Pada masa-masa itu pula Saint-Etienne sukses melangkah hingga final Liga Champions Eropa musim 1975/1976. Ketika itu, mereka berturut-turut menyingkirkan Kjobenhavns Boldkluub, Rangers, Dynamo Kyiv, dan PSV Eindhoven. Sayangnya, mereka tidak bisa membendung Bayern Munich pada laga final yang dimainkan di Hampden Park, Glasgow. Mereka kalah 1-0 karena gol dari Franz Roth.

Sayangnya, krisis keuangan yang menerpa mereka pada 1982 membuat tim ini mulai kesulitan untuk berjaya seperti sebelumnya. Bahkan mereka beberapa kali harus merasakan pahitnya terdegradasi meski dalam jangka waktu singkat mereka kembali promosi ke divisi tertinggi.

Sekarang, Saint-Etienne dipandang sebagai klub penghasil pemain-pemain berbakat yang kemudian mencuat bersama klub lain. Laurent Blanc, Kurt Zouma, Blaise Matuidi, Bafetimbi Gomis, hingga Pierre-Emerick Aubameyang bersinar di stadion Geoffroy-Guichard sebelum kemudian namanya menjadi semakin berkilau ketika hijrah ke tempat lain.

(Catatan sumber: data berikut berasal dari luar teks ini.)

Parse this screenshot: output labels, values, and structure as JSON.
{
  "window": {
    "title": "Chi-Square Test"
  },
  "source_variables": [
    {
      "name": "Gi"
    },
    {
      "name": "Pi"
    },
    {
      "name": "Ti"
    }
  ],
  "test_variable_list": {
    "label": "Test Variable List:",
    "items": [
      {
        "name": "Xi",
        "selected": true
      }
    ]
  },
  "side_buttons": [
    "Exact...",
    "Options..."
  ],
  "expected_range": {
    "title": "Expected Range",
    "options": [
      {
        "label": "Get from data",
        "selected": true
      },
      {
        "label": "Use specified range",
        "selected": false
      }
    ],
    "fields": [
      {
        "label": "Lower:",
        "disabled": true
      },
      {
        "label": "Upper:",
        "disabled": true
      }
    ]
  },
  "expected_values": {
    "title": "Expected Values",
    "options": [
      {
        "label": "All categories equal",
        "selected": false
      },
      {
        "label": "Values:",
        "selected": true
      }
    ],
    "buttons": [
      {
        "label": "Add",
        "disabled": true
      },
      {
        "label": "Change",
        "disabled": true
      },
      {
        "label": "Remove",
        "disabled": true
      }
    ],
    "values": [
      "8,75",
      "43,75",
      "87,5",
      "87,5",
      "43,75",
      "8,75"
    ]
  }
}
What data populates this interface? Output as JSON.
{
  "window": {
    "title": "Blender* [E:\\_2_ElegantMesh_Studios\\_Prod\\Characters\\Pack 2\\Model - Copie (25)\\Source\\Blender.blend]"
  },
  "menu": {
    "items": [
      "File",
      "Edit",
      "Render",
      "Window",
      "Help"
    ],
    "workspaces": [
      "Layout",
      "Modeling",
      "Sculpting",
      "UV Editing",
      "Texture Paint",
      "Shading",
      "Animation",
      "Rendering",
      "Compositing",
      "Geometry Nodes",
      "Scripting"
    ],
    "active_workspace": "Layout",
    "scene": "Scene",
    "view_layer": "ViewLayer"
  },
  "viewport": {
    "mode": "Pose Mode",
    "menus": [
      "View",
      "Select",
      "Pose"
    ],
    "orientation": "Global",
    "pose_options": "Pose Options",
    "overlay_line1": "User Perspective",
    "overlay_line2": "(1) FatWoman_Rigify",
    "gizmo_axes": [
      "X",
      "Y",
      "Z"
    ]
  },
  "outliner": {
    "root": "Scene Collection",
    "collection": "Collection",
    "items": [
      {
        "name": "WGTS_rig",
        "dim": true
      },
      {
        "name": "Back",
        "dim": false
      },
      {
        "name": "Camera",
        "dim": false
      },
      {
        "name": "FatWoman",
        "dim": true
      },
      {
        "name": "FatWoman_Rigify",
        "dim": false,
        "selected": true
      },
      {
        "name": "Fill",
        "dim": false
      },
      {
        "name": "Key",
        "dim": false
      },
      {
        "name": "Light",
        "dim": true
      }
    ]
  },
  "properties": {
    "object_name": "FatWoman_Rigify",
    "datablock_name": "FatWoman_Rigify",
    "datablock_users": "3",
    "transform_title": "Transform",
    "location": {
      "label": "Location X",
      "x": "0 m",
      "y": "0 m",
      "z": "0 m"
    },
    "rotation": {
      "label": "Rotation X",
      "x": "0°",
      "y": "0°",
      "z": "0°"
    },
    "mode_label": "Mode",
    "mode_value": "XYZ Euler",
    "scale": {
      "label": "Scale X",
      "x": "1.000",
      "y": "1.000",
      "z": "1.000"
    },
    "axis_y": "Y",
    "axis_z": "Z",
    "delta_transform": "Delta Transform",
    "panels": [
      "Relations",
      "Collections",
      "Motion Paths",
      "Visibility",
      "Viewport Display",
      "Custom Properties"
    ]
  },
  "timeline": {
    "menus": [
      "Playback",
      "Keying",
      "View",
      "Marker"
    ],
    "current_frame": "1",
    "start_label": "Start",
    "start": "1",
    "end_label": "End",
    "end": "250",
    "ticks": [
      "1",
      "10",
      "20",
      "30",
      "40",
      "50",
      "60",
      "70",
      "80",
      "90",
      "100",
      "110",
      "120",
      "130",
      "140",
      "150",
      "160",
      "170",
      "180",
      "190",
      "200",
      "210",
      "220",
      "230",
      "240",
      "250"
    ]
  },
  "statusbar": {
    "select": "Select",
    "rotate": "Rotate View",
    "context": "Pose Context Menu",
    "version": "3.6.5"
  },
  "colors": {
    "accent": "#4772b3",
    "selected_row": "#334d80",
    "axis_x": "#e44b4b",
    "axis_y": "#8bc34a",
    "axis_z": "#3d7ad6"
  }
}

Musim ini, mereka bertekad untuk bisa mengembalikan kejayaan mereka yang pelan-pelan mulai hilang. Meski kompetisi belum berjalan sepertiganya, namun kesuksesan berada di puncak klasemen musim ini setidaknya bisa meningkatkan kepercayaan diri dan moral para pemain serta optimisme mereka untuk bisa kembali membawa Les Verts untuk menjadi raja yang sesungguhnya tanpa berbagi singgasana dengan Marseille.